An advertisement from Fidelity that appeared in the Jan. 26 issue of The New Yorker caught my attention. It stated: “Since its inception in 1989, the Fidelity Low-Priced Stock Fund (FLPSX), managed by Joel Tillinghast, has outperformed its Russell 2000 (^RUT) benchmark by 4.66 percent on an average annualized basis. What can other investors learn from the fund’s performance? That active management can be a powerful strategy over the long run.”
Is this the real lesson investors should learn from the 25-year outperformance of this fund? I don’t think so. Here’s why:
The Performance of the Fund Is Impressive
Over the past five, 10 and 15 years, and since 1990, the fund outperformed both the Russell 2000 and the Russell 2000 Value Index. It did so with less volatility than the indexes in each period.
Does this impressive performance mean that Tillinghast has the “secret sauce” that will permit him to continue to “beat the market”?
Past Performance Is Not Predictive
A basic principle of finance is that you can’t buy yesterday’s returns. The Fidelity Low-Priced Stock Fund has more than 25 percent of its assets concentrated in 10 stocks. It’s anyone’s guess whether those stock picks will turn out to be winners or losers. The fund does have some cushion because it is currently holding about 10 percent of its assets in cash and has low turnover of about 12 percent year.
On balance, whether or not its outperformance will continue is a crapshoot.
A Long Track Record Is Not Enough
In their book, “The Incredible Shrinking Alpha,” my colleague Larry Swedroe and Andrew Berkin, who has a doctorate in physics, note that, given the large number of active managers trying to beat the market, the odds are that some will randomly outperform, even over long time frames. They illustrate their point by examining the long-term outperformance of The 44 Wall Street Fund, The Lindner Large-Cap Fund, the Legg Mason Value Trust Fund and The Tiger Fund.
Each fund had more than a decade of significant outperformance (10, 11, 15 and 18 years, respectively), followed by a period of dramatic underperformance. The lesson for investors could not be more clear: Relying on past performance of active fund managers (even long-term outperformance) is risky business.
Look at Portfolios, Not Individual Funds
Most investors are concerned about the performance of their portfolios, not just the returns of individual funds. A 2013 study by Richard Ferri and Alex Benke compared the performance of a diversified portfolio of index funds to a diversified portfolio of actively managed funds representing the same asset classes.
The conclusion of the study was that when index funds covering all the major stock and bond asset classes were put together a portfolio, the probability of that portfolio outperforming a portfolio of comparable actively managed funds increased to more than 80 percent.

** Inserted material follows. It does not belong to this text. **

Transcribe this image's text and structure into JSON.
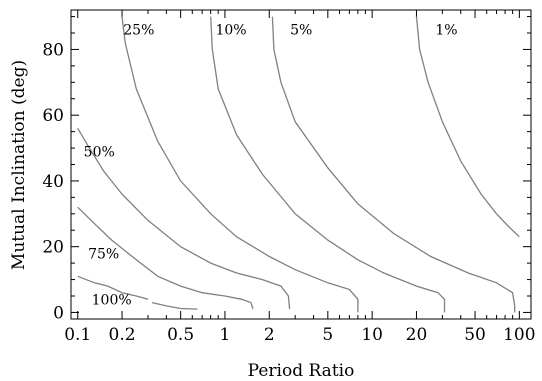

When the time horizon increased from five years to 15 years, the probability of outperformance by the all-index fund portfolio increased even more.

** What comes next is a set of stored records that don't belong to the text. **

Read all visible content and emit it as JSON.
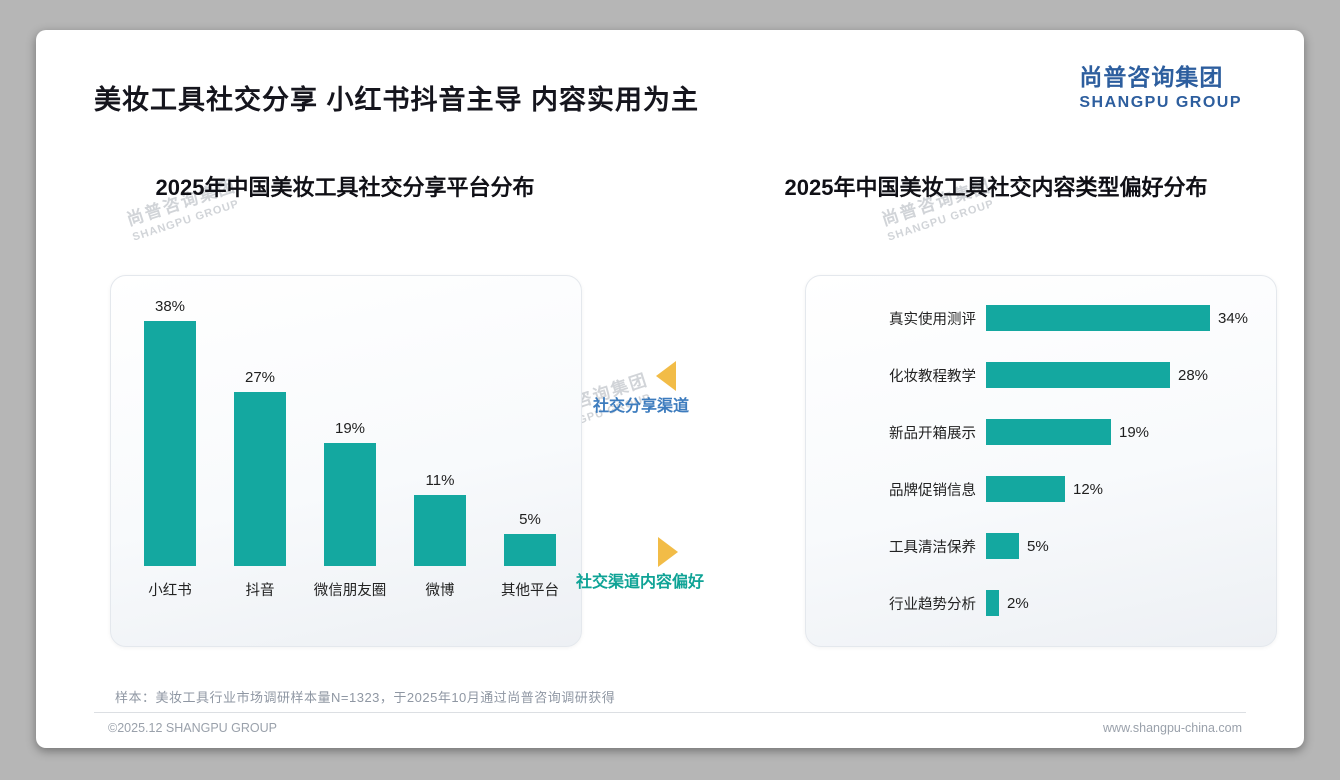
{
  "header": {
    "title": "美妆工具社交分享 小红书抖音主导 内容实用为主",
    "logo_cn": "尚普咨询集团",
    "logo_en": "SHANGPU GROUP"
  },
  "watermark": {
    "cn": "尚普咨询集团",
    "en": "SHANGPU GROUP"
  },
  "annotations": {
    "share_channel_label": "社交分享渠道",
    "content_preference_label": "社交渠道内容偏好"
  },
  "colors": {
    "bar_teal": "#14a8a0",
    "arrow_yellow": "#f2bc47",
    "annotation_blue": "#3d7cbe",
    "annotation_teal": "#0fa396",
    "logo_navy": "#2d5e9e"
  },
  "chart_data": [
    {
      "type": "bar",
      "orientation": "vertical",
      "title": "2025年中国美妆工具社交分享平台分布",
      "categories": [
        "小红书",
        "抖音",
        "微信朋友圈",
        "微博",
        "其他平台"
      ],
      "values": [
        38,
        27,
        19,
        11,
        5
      ],
      "unit": "%",
      "value_labels": [
        "38%",
        "27%",
        "19%",
        "11%",
        "5%"
      ],
      "ylim": [
        0,
        40
      ],
      "grid": false,
      "legend": false,
      "bar_color": "#14a8a0"
    },
    {
      "type": "bar",
      "orientation": "horizontal",
      "title": "2025年中国美妆工具社交内容类型偏好分布",
      "categories": [
        "真实使用测评",
        "化妆教程教学",
        "新品开箱展示",
        "品牌促销信息",
        "工具清洁保养",
        "行业趋势分析"
      ],
      "values": [
        34,
        28,
        19,
        12,
        5,
        2
      ],
      "unit": "%",
      "value_labels": [
        "34%",
        "28%",
        "19%",
        "12%",
        "5%",
        "2%"
      ],
      "xlim": [
        0,
        40
      ],
      "grid": false,
      "legend": false,
      "bar_color": "#14a8a0"
    }
  ],
  "footnote": "样本：美妆工具行业市场调研样本量N=1323，于2025年10月通过尚普咨询调研获得",
  "footer": {
    "left": "©2025.12 SHANGPU GROUP",
    "right": "www.shangpu-china.com"
  }
}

One author of the study concluded: “In the long term, an all-index fund portfolio all the time really has the highest probability of getting people to their financial goals.”
The Takeaway
You would be wise to heed this admonition from Swedroe and Berkin: “Active management is the triumph of hype, hope and marketing over wisdom and experience. Choosing passively managed funds to implement your investment plan is the winning strategy, and the one most likely to allow you to achieve your goals.”
Don’t be distracted by outperformance of the minority of actively managed funds who “beat the market.” Past performance — even over long periods of time — is unlikely to persist.